Furthermore, both teams have little resources in which to substantially alter their rosters this offseason. The Khalil Mack trade has taken away the Bears opening draft pick, and their playoff status ensures that their first pick will be later in the second round. They are also low in cap space with only $20.2 Million available to spend per overthecap.com, meaning 24 teams have more cash on hand to sign any potential free agents, outbidding the Bears. Meanwhile, the Vikings are even more cash deprived, with only $11.3 Million in cap space in 2019 – 3rd worst in the league. Part of the reason for the low cap space for these NFC North teams is due to the fact that they signed many of their core players to contacts this offseason.

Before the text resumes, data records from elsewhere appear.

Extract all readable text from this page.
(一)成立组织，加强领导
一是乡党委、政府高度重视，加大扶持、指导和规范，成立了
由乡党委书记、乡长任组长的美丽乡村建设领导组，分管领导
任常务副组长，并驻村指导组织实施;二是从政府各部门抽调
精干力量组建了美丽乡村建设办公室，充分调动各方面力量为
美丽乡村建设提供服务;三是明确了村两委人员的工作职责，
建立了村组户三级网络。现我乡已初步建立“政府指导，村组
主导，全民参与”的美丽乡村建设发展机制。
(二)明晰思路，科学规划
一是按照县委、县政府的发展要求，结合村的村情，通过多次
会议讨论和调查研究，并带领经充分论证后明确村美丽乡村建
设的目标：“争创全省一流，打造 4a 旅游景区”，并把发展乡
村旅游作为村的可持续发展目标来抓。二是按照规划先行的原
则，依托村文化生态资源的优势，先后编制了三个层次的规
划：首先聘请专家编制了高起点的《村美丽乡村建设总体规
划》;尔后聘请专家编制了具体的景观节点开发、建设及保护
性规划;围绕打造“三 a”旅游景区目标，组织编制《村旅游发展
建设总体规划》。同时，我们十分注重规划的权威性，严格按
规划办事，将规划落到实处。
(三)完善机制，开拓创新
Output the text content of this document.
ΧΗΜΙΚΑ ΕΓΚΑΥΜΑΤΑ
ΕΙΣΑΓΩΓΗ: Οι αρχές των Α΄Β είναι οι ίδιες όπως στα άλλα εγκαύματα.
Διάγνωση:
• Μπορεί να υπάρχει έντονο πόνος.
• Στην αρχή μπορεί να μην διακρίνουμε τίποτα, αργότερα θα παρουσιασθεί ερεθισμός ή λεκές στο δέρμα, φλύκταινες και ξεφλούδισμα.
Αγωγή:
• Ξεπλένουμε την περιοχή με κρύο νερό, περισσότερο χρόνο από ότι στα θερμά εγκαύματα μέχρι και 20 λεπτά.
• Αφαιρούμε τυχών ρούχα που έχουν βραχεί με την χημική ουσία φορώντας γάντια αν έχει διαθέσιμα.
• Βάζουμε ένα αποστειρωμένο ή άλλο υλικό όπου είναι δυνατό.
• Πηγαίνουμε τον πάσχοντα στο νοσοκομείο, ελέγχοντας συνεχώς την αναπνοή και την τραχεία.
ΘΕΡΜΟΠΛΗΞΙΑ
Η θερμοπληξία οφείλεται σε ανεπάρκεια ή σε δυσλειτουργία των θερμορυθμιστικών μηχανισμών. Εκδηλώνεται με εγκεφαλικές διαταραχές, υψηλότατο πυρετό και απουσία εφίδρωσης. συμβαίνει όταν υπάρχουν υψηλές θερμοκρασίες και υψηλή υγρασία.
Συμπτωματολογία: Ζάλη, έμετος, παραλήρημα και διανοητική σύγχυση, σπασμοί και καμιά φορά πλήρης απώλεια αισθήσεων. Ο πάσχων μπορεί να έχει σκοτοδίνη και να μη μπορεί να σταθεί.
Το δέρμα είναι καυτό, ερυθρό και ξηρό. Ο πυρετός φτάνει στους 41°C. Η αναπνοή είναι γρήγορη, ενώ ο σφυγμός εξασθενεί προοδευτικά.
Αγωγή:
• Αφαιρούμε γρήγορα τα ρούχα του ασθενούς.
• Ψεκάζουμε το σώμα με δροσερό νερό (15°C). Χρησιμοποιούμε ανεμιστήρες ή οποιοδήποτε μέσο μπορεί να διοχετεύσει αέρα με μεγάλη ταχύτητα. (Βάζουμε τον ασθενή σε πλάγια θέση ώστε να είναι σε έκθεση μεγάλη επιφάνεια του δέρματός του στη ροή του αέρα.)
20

All four Defensive Pro Bowlers for Chicago are on multi-year deals through at least 2020. Several core players of the Minnesota Offense are also contracted through 2020; Quarterback Kirk Cousins, Tight End Kyle Rudolph, Running Back Dalvin Cook, and Wide Receivers Stefon Diggs and Adam Thielen. With no cap space, contracted stars, and returning coordinators, These teams will have the same playmakers in future matchups against each other.
The stage is set. Playoff contention is on the line, now and into the future. If Kevin Stefanski and Vic Fangio hope to led their teams to a Super Bowl title, they will have to go through each other first. Sunday will be only the first taste, and a trendsetter, for this incredible rivalry. All eyes, including yours, should be on US Bank Stadium in Week 17.